Profile Image for Cindy.
992 reviews
September 20, 2016
This was an abridged audio book. Mead, the world-famous anthropologist, talks about the roles of men and women in a half dozen different societies around the world. I assume it suffered from being an abridgment (I usually avoid these like the plague, but didn't realize this was an abridgment when I ordered it.) Mead is a little too accepting of some of Freud's nonsense about young children's feelings about gender, but I guess that's to be expected since she wrote this in the 1940s. It was interesting, but not fascinating.
Profile Image for Paul H..
881 reviews469 followers
May 3, 2019
Daffy, condescending nonsense; the squares knew how sex and relationships worked, Margaret, they just didn’t agree with your Freud/Kinsey noble savage bullshit ... basically Vox-splaining before Vox existed.
25 reviews
January 12, 2015
It's one of the most pleasant things in the world to read something after you should have done it. For me (and to many) Margaret Mead represents the heroic age of I-anthropology. I found great pleasure in her marvelous descriptions, her witty remarks and also the material she was working with: the everyday lives of remote tribes. It really reads better than some fiction.
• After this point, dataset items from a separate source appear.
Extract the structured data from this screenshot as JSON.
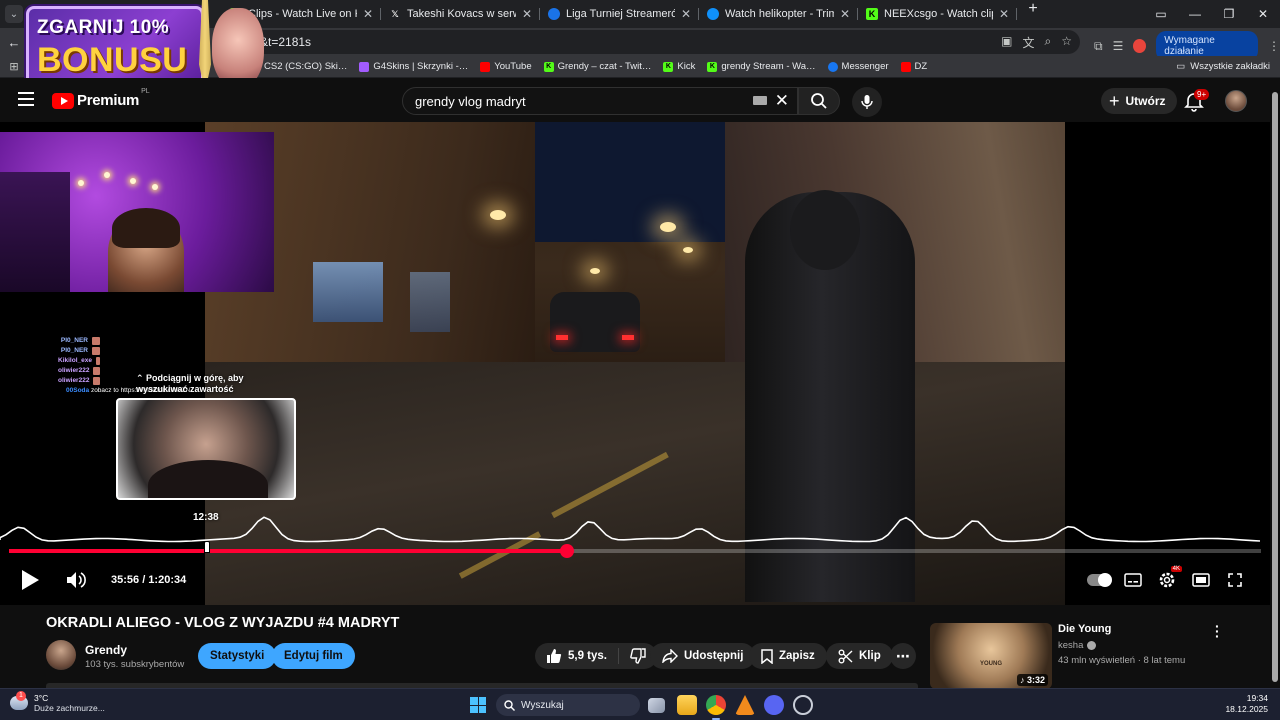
{
  "browser": {
    "tabs": [
      {
        "title": "Clips - Watch Live on Kick",
        "favicon": "kick",
        "color": "#53fc18"
      },
      {
        "title": "Takeshi Kovacs w serwisie X: „stra…",
        "favicon": "x",
        "color": "#000000"
      },
      {
        "title": "Liga Turniej Streamerów No Bull…",
        "favicon": "globe",
        "color": "#1a73e8"
      },
      {
        "title": "Watch helikopter - Trim | Stream…",
        "favicon": "streamable",
        "color": "#0f90fa"
      },
      {
        "title": "NEEXcsgo - Watch clips on Kick",
        "favicon": "kick",
        "color": "#53fc18"
      }
    ],
    "url_fragment": "&t=2181s",
    "required_action_label": "Wymagane działanie",
    "bookmarks": [
      {
        "label": "CS2 (CS:GO) Ski…",
        "color": "#f0a030"
      },
      {
        "label": "G4Skins | Skrzynki -…",
        "color": "#a35cff"
      },
      {
        "label": "YouTube",
        "color": "#ff0000"
      },
      {
        "label": "Grendy – czat - Twit…",
        "color": "#53fc18"
      },
      {
        "label": "Kick",
        "color": "#53fc18"
      },
      {
        "label": "grendy Stream - Wa…",
        "color": "#53fc18"
      },
      {
        "label": "Messenger",
        "color": "#1877f2"
      },
      {
        "label": "DZ",
        "color": "#ff0000"
      }
    ],
    "all_bookmarks_label": "Wszystkie zakładki"
  },
  "ad": {
    "line1": "ZGARNIJ 10%",
    "line2": "BONUSU"
  },
  "youtube": {
    "logo_text": "Premium",
    "country_code": "PL",
    "search_value": "grendy vlog madryt",
    "create_label": "Utwórz",
    "notifications_badge": "9+"
  },
  "player": {
    "current_time": "35:56",
    "duration": "1:20:34",
    "time_display": "35:56 / 1:20:34",
    "hover_time": "12:38",
    "progress_fraction": 0.4459,
    "hover_fraction": 0.1568,
    "settings_badge": "4K",
    "overlay": {
      "chat_names": [
        "PI0_NER",
        "PI0_NER",
        "Kikilol_exe",
        "oliwier222",
        "oliwier222"
      ],
      "chat_last_name": "00Soda",
      "chat_last_message": "zobacz to https://vm.tiktok.com/ZN…",
      "swipe_hint": "⌃ Podciągnij w górę, aby wyszukiwać zawartość"
    }
  },
  "video": {
    "title": "OKRADLI ALIEGO - VLOG Z WYJAZDU #4 MADRYT",
    "channel_name": "Grendy",
    "subscribers": "103 tys. subskrybentów",
    "stats_label": "Statystyki",
    "edit_label": "Edytuj film",
    "likes": "5,9 tys.",
    "share_label": "Udostępnij",
    "save_label": "Zapisz",
    "clip_label": "Klip"
  },
  "recommendation": {
    "title": "Die Young",
    "channel": "kesha",
    "meta": "43 mln wyświetleń · 8 lat temu",
    "duration": "3:32",
    "thumb_text": "YOUNG"
  },
  "taskbar": {
    "temperature": "3°C",
    "weather": "Duże zachmurze...",
    "weather_badge": "1",
    "search_placeholder": "Wyszukaj",
    "time": "19:34",
    "date": "18.12.2025"
  }
}
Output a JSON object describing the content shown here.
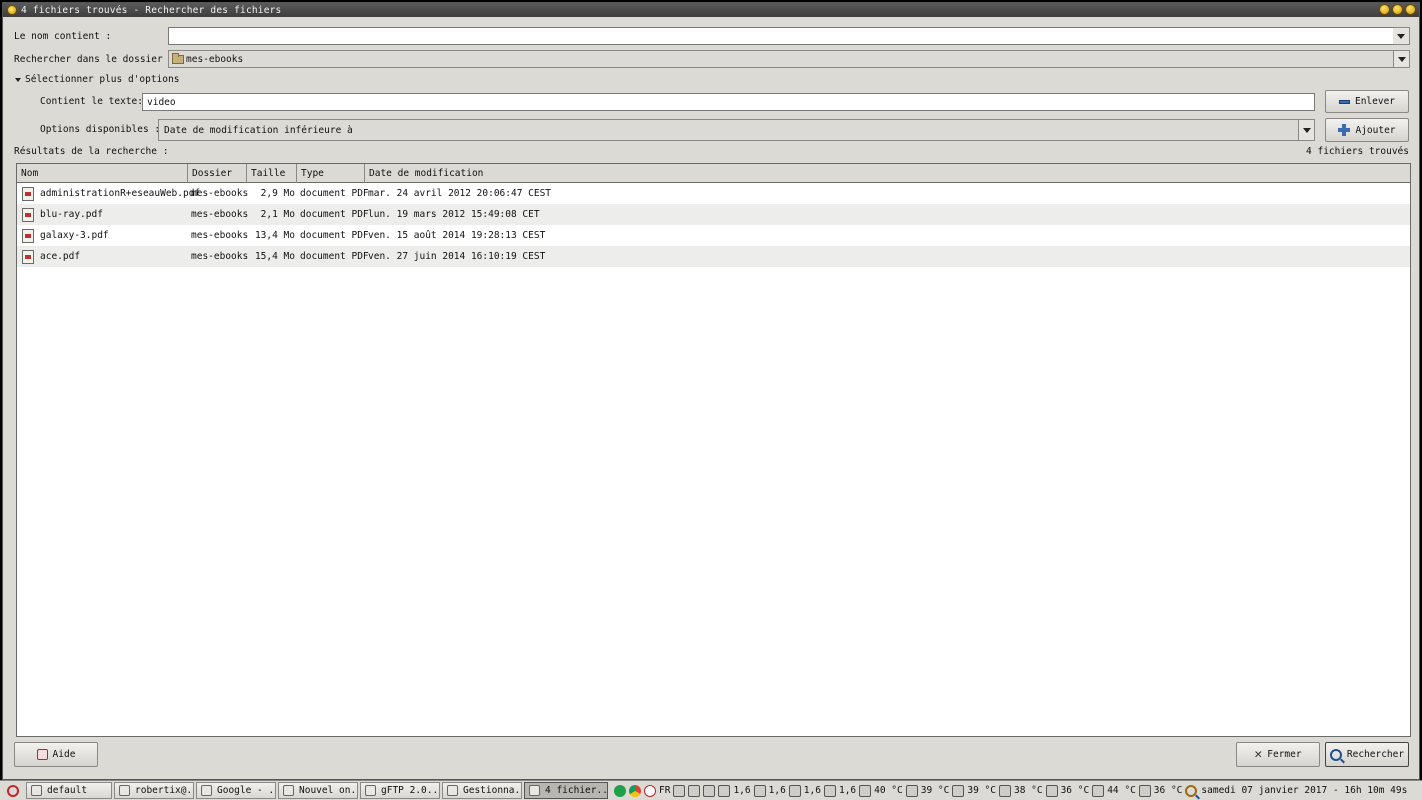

If I had to choose some excerpts, I'd pick the first chapter and the last one (the latter especially because it is always nice to see how an anthropologist turns her analytic weapons towards the very culture she was bred in.
Profile Image for Thomas.
Author 1 book10 followers
April 4, 2008
Margaret Mead published this first in 1948. It is as relevant for our culture today as it was when she first penned her ideas. It is about developing gender roles and identities in the U.S. as the great melting pot. Her argument that no one in America speaks the same language and as a result marital relationships are more tenuous when compared to more primitive cultures continues to illuminate. I still read it.
11 reviews
October 1, 2023
This piece is necessary to understand the development of post and neofreudianism as well as, and more generally, the foundations of American Ethnography and Anthropology. Mead's conclusions, however, should not be viewed as wholly constructed understandings of a different group but as an attempt to understand the sex-relationship within a group. Overall, I won't read it again, but I'd recommend at least reading it once if you are an anthropologist or anthro student.
Profile Image for Yupa.
794 reviews128 followers
March 27, 2025
Datato e confuso

Libro che risale agli anni Quaranta, e i suoi anni li dimostra tutti.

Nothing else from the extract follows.